Figure: Three Mice Active in Cage over A3038 Animal Location Tracker. Click for video.

[13-MAY-26] One of the four mice died in the past week, No11. This signal showed larger and more frequent non-EMG spikes as the days went by, until in hour 122 of our study period, the EMG and activity drop down to below sleep levels. This is the moment the animal died. Thereafter, EMG power is 2-4 μV rms and activity is 1-3 cm/s. These two values obtained from a dead animal give us our noise floor for both EMG and activity recording. Even if the body generates not signal, the transmitter and small local movements combine to generate a singal of up to 4 μV amplitude, and movement of the other animals around and about the dead animal generate apparent activity of up to 3 cm/s.

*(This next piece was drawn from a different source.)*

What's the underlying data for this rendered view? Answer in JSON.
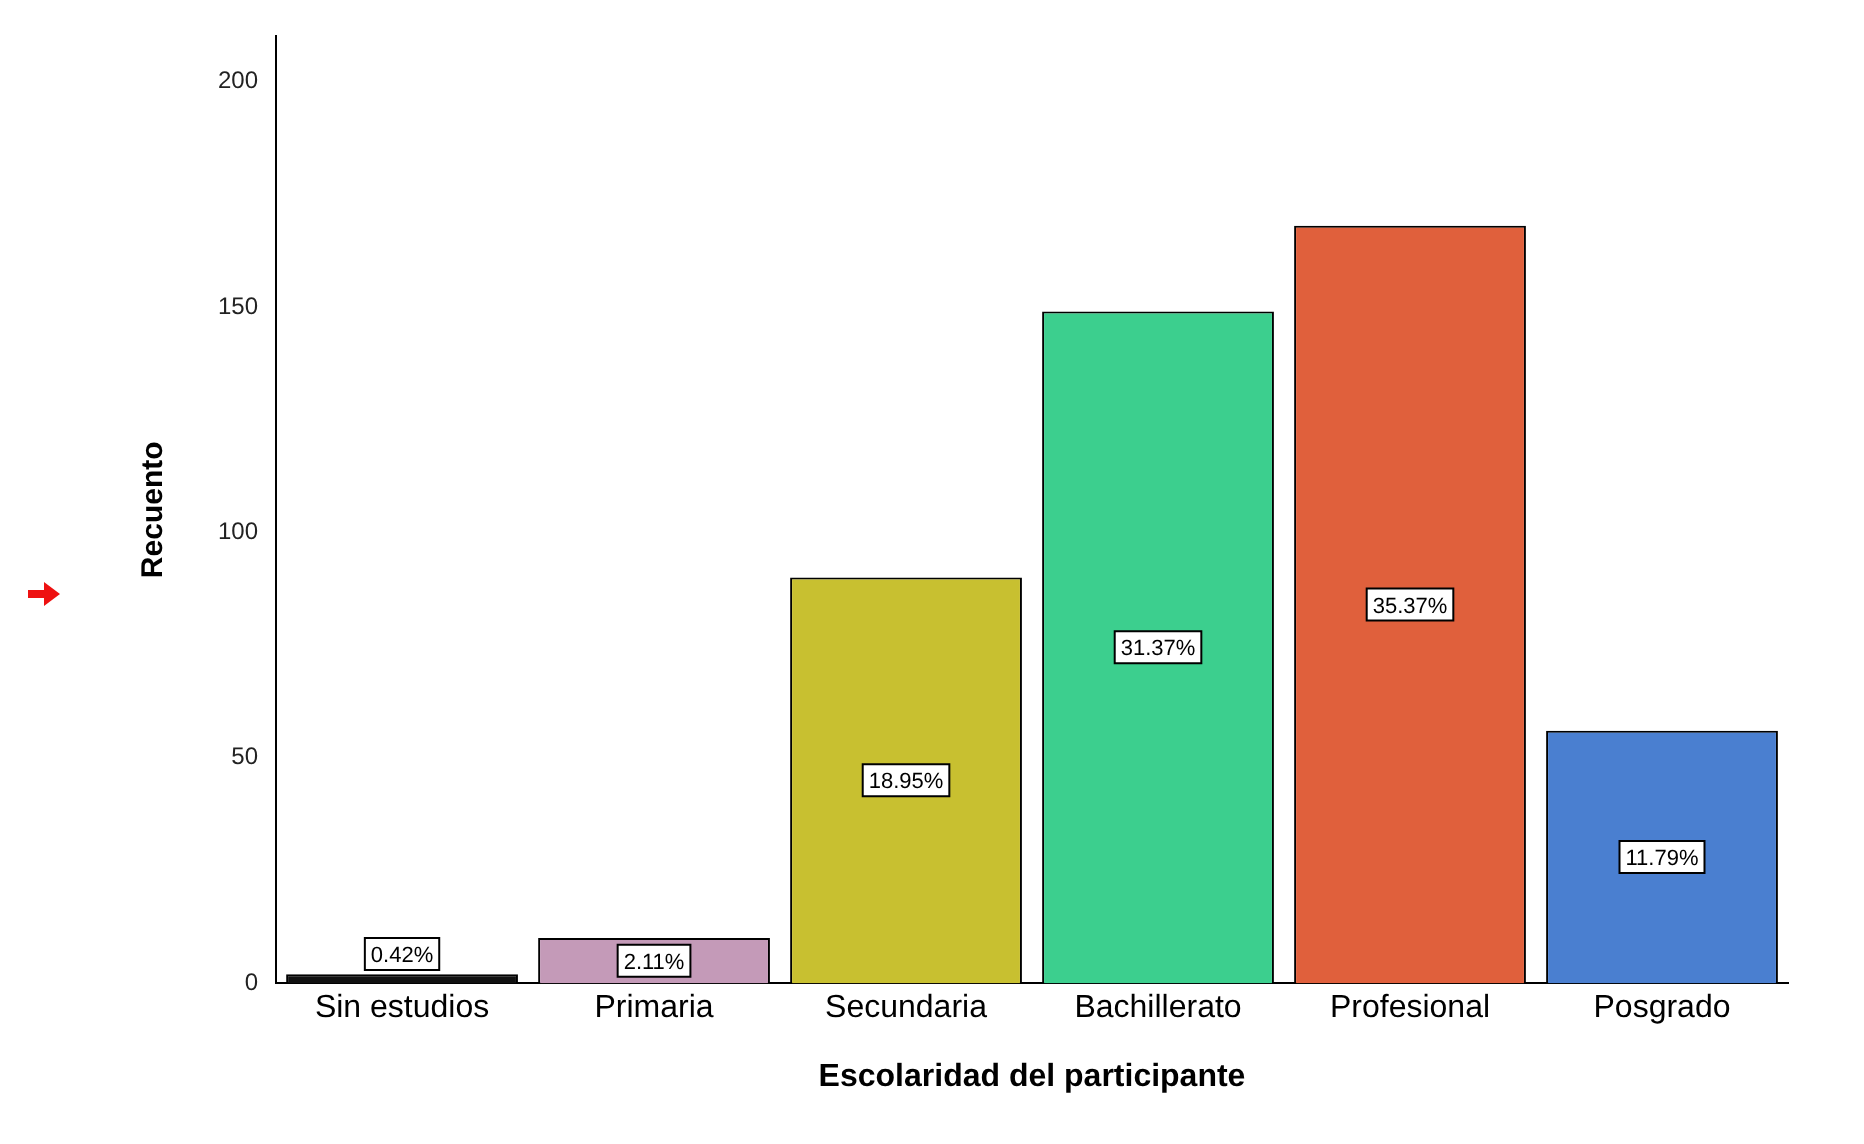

Figure: Death of Mouse No11. At time 122.5 hr, EMG drops below 3 μV rms and activity drops to 1 cm/s. Thereafter, the two signals are a combination of noise and artifacts of the movements of the other animals.

We have been band-pass filtering our EMG to 30-120 Hz before calculating amplitude. The spectrum of our waking EMG starts to rise at about 50 Hz and then starts to fall at 80 Hz, which is the corner frequency of the A3048S2's low-pass filter. We imaging that if we were to remove this filter, and instead let the amplifier deliver gain up to the limit of its operational amplifiers, which is about 600 Hz, we would see significantly more EMG power, although we are not sure how much more: perhaps double the amplitude. We would not be sampling fast enough to see 300-Hz oscillations, but we would be sampling fast enough to measure the amplitude of 40-600 Hz oscillations. We note that in the sleeping EMG, the amplitude drops so low that we can see, below 30 Hz, the fundamental and harmonic of ECG, as well as the fundamental of respiration.


Figure: Resting and Sleeping EMG Spectrum. Left: Resting awak. Right: Sleeping. We show the full 0-128 Hz spectrum of 256 SPS signal. Each horizontal division is 12.8 Hz. Each vertical division is 1.8 μV in component amplitude. Note the drop off in power above 80 Hz due to our 80-Hz low-pass filter.